Upright Cycling is about far more than the bike, or even the destination. It is also very much about the journey. Each season presents its gifts, and I enjoy savoring them via bike a great deal. It is one of the truest gifts of utility cycling—experiencing the people and places we would miss otherwise.
Oh, there are times when it isn’t so cool out there, of course. We must take the good with the bad, I guess. But when I am out on my bike, I find a great many reasons to be thankful for the succession of seasons, encounters, and impressions along the way. Here are few recent ones.
Quite a year for acorns…
Perhaps I’m just noticing things more, but does anyone else think we have a bumper-crop of acorns here in Salem this year? They present quite a cycling challenge in some parts of town. I’ve begun to think of them as “nature’s ball bearings.” Various people report being bombarded by a fusillade of acorns on recent windy days, and I know I've hit several squirrels and passers-by with random barrages shot out from my tires.
A few weeks back, I came upon this spontaneous outdoor “sculpture” near the City View Cemetery. I couldn’t help but enjoy it.
A few days later, it looked like this…
Ah, well; it was probably a temporary installation in any event. I'll miss it, though.
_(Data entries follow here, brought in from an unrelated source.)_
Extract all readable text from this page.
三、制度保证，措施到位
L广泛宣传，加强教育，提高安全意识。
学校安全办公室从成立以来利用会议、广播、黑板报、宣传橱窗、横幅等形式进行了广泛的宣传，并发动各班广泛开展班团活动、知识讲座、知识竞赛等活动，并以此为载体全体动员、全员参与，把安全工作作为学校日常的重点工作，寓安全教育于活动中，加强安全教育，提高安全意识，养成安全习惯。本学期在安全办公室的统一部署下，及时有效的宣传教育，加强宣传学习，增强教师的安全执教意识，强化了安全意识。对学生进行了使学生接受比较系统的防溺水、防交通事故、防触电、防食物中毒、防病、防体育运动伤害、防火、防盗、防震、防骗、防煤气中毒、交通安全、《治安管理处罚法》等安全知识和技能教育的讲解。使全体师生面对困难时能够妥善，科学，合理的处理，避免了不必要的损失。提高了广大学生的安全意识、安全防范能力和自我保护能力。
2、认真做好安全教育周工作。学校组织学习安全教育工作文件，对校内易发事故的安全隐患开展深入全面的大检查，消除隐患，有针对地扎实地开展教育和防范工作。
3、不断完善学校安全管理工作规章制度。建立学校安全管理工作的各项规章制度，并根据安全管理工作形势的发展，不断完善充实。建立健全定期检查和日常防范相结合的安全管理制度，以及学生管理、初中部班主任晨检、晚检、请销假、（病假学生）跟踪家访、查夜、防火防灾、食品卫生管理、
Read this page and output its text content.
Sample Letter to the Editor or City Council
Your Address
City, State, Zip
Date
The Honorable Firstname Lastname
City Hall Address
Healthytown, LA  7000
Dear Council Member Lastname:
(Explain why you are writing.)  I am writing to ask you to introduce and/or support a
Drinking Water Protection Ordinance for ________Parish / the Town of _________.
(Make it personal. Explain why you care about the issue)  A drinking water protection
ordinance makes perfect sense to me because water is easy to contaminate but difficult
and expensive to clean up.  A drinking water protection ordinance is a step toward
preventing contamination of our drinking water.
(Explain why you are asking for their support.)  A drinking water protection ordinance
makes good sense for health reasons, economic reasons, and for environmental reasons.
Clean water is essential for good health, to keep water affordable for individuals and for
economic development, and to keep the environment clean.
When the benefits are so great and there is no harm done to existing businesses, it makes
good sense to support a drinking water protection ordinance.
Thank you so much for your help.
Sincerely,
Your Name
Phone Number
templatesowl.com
It certainly didn’t do anyone any harm and likely didn’t cost the taxpayer anything, either. A win-win!
Cool shades, one and all…
Near church I came upon a couple and their dog (Cobie, if memory serves). They were out for a walk on one of these lovely, warm and sunny autumn days we have been having. They allowed me to take their photo. The dog seemed absolutely determined to wear its shades and get on the move. This was the only photo that came out from the series, as he was getting quite impatient. This was clearly a case of the dog taking the people out for a walk.
This time of year the sun casts increasingly long shadows. This picture came from one late afternoon’s journey to church for a Bible study. I was preparing to cross one of the more hidden pedestrian bridges in town and snapped this shot (thus, the blurriness).
The dry grass became the canvas for my elongated silhouette as the sun made its late-day course into evening. Though close to a major street, the impression that stays with me is one of intense quiet.
There is poetry in many hidden places through life; it is great to savor the experience. That's part of what makes us truly human.